Demikianlah model sertifikat halal dalam negara bersistem kapitalisme yang dijadikan ladang bisnis. Demi keuntungan materi rela melakukan kamuflase dan mengotak atik aturan syariat pada persoalan halal dan haram yang merupakan hal prinsip dalam Islam. Asalkan zatnya halal, nama tak menjadi persoalan. Meskipun nama produk tersebut merujuk pada istilah atau nama yang menunjukkan keharaman zat yang terkandung didalamnya.

 Padahal tolak ukur demikian dapat menimbulkan kerancuan antara halal dan haramnya suatu benda. Namanya merujuk keharaman tapi labelnya halal sehingga dianggap aman untuk dikonsumsi. Apalagi pengajuan sertifikat halal tersebut berbatas waktu yang berdampak pada banyaknya berkas permintaan yang masuk sehingga analisis dan telaah hanya sebatas dokumen yang mendeskripsikan pengolahan, pengelolaan produk, bahan-bahan, foto produk  untuk diamati dan telaah, tanpa turun langsung melihat asal usul barang atau zat yang diajukan sertifikat halal tersebut. Hal ini tentu berpotensi membahayakan konsumen yang mayoritas muslim di negeri ini. 

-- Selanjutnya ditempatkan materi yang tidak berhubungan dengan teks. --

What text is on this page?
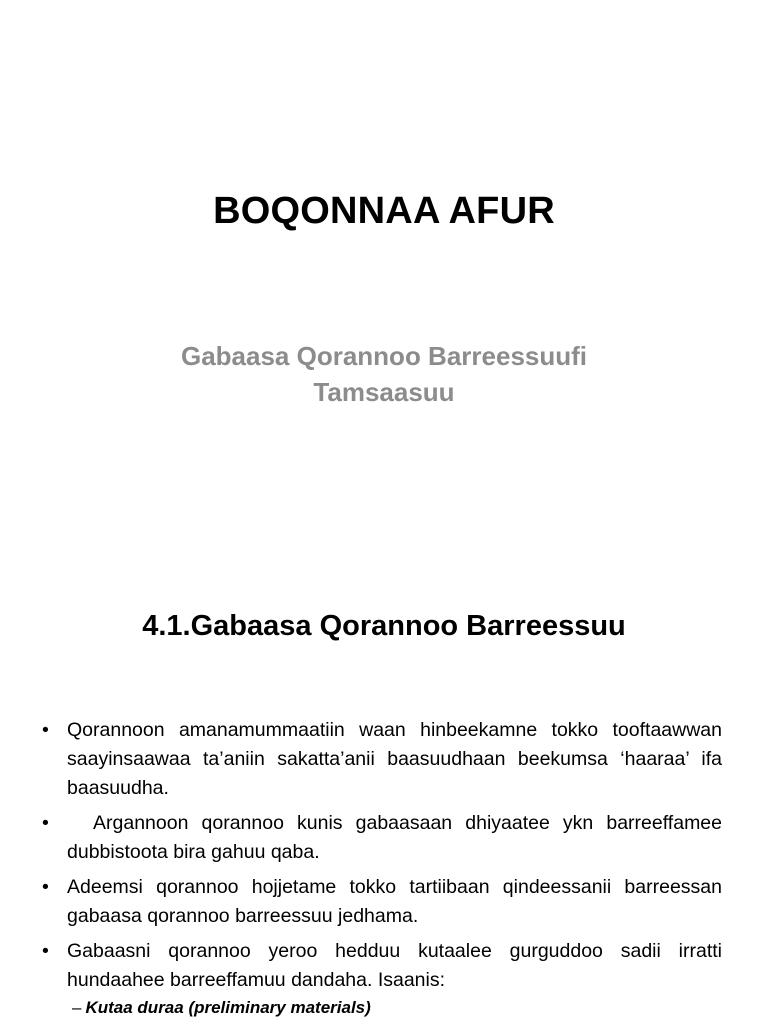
BOQONNAA AFUR
Gabaasa Qorannoo Barreessuufi
Tamsaasuu
4.1.Gabaasa Qorannoo Barreessuu
• Qorannoon amanamummaatiin waan hinbeekamne tokko tooftaawwan saayinsaawaa ta’aniin sakatta’anii baasuudhaan beekumsa ‘haaraa’ ifa baasuudha.
•	Argannoon qorannoo kunis gabaasaan dhiyaatee ykn barreeffamee dubbistoota bira gahuu qaba.
• Adeemsi qorannoo hojjetame tokko tartiibaan qindeessanii barreessan gabaasa qorannoo barreessuu jedhama.
• Gabaasni qorannoo yeroo hedduu kutaalee gurguddoo sadii irratti hundaahee barreeffamuu dandaha. Isaanis:
– Kutaa duraa (preliminary materials)
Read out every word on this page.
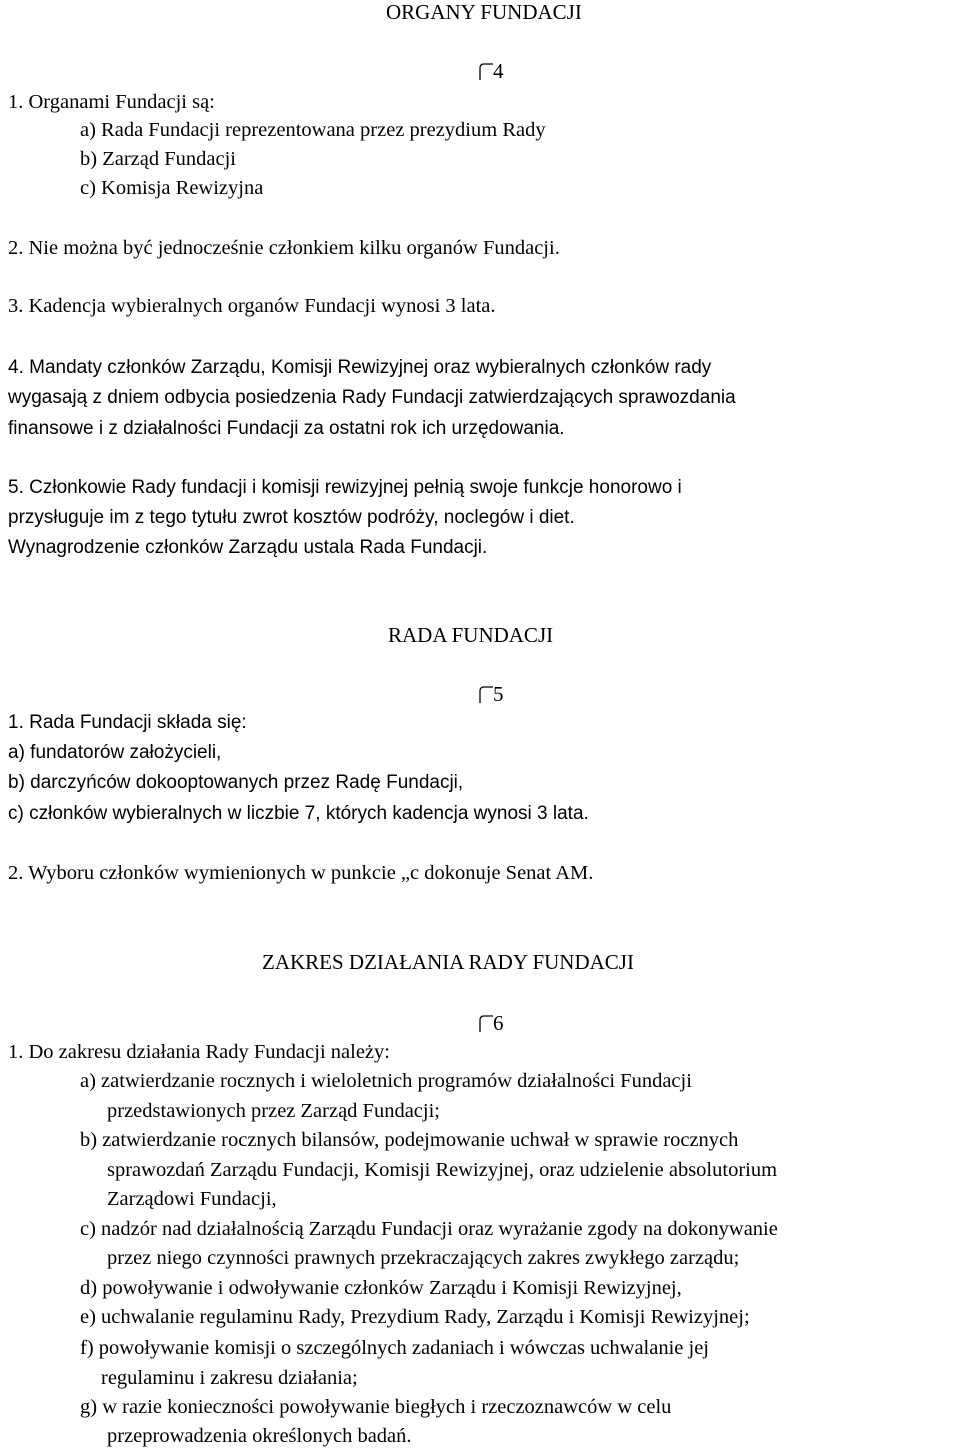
ORGANY FUNDACJI
4
1. Organami Fundacji są:
a) Rada Fundacji reprezentowana przez prezydium Rady
b) Zarząd Fundacji
c) Komisja Rewizyjna
2. Nie można być jednocześnie członkiem kilku organów Fundacji.
3. Kadencja wybieralnych organów Fundacji wynosi 3 lata.
4. Mandaty członków Zarządu, Komisji Rewizyjnej oraz wybieralnych członków rady
wygasają z dniem odbycia posiedzenia Rady Fundacji zatwierdzających sprawozdania
finansowe i z działalności Fundacji za ostatni rok ich urzędowania.
5. Członkowie Rady fundacji i komisji rewizyjnej pełnią swoje funkcje honorowo i
przysługuje im z tego tytułu zwrot kosztów podróży, noclegów i diet.
Wynagrodzenie członków Zarządu ustala Rada Fundacji.
RADA FUNDACJI
5
1. Rada Fundacji składa się:
a) fundatorów założycieli,
b) darczyńców dokooptowanych przez Radę Fundacji,
c) członków wybieralnych w liczbie 7, których kadencja wynosi 3 lata.
2. Wyboru członków wymienionych w punkcie „c dokonuje Senat AM.
ZAKRES DZIAŁANIA RADY FUNDACJI
6
1. Do zakresu działania Rady Fundacji należy:
a) zatwierdzanie rocznych i wieloletnich programów działalności Fundacji
przedstawionych przez Zarząd Fundacji;
b) zatwierdzanie rocznych bilansów, podejmowanie uchwał w sprawie rocznych
sprawozdań Zarządu Fundacji, Komisji Rewizyjnej, oraz udzielenie absolutorium
Zarządowi Fundacji,
c) nadzór nad działalnością Zarządu Fundacji oraz wyrażanie zgody na dokonywanie
przez niego czynności prawnych przekraczających zakres zwykłego zarządu;
d) powoływanie i odwoływanie członków Zarządu i Komisji Rewizyjnej,
e) uchwalanie regulaminu Rady, Prezydium Rady, Zarządu i Komisji Rewizyjnej;
f) powoływanie komisji o szczególnych zadaniach i wówczas uchwalanie jej
regulaminu i zakresu działania;
g) w razie konieczności powoływanie biegłych i rzeczoznawców w celu
przeprowadzenia określonych badań.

Halal dan haramnya suatu produk untuk dikonsumsi merupakan prinsip dalam Islam. Oleh karenanya Islam mempunyai aturan mengenai benda atau zat yang halal dan  haram untuk dikonsumsi. Penerapan sistem Islam memposisikan negara sebagai perisai umat, pelindung agama, termasuk didalamnya adalah berkewajiban menyediakan dan menjamin kehalalan benda atau zat yang dikonsumsi umat.

 Negara memberikan layanan sertifikat halal dengan biaya yang murah bahkan gratis namun terjamin halal dan thoyyib. Dalam mengurusnya, negara memberikan mandat pada Qadhi Hisbah untuk mengawasi setiap hari di pasar-pasar, tempat pemotongan hewan, gudang-gudang pangan, pendistribusian produk, dan memastikan produk tidak terkena kecurangan atau kamuflase terkait kehalalannya. Demikianlah sistem Islam memberikan jaminan dan menyediakan perlindungan secara menyeluruh pada umatnya.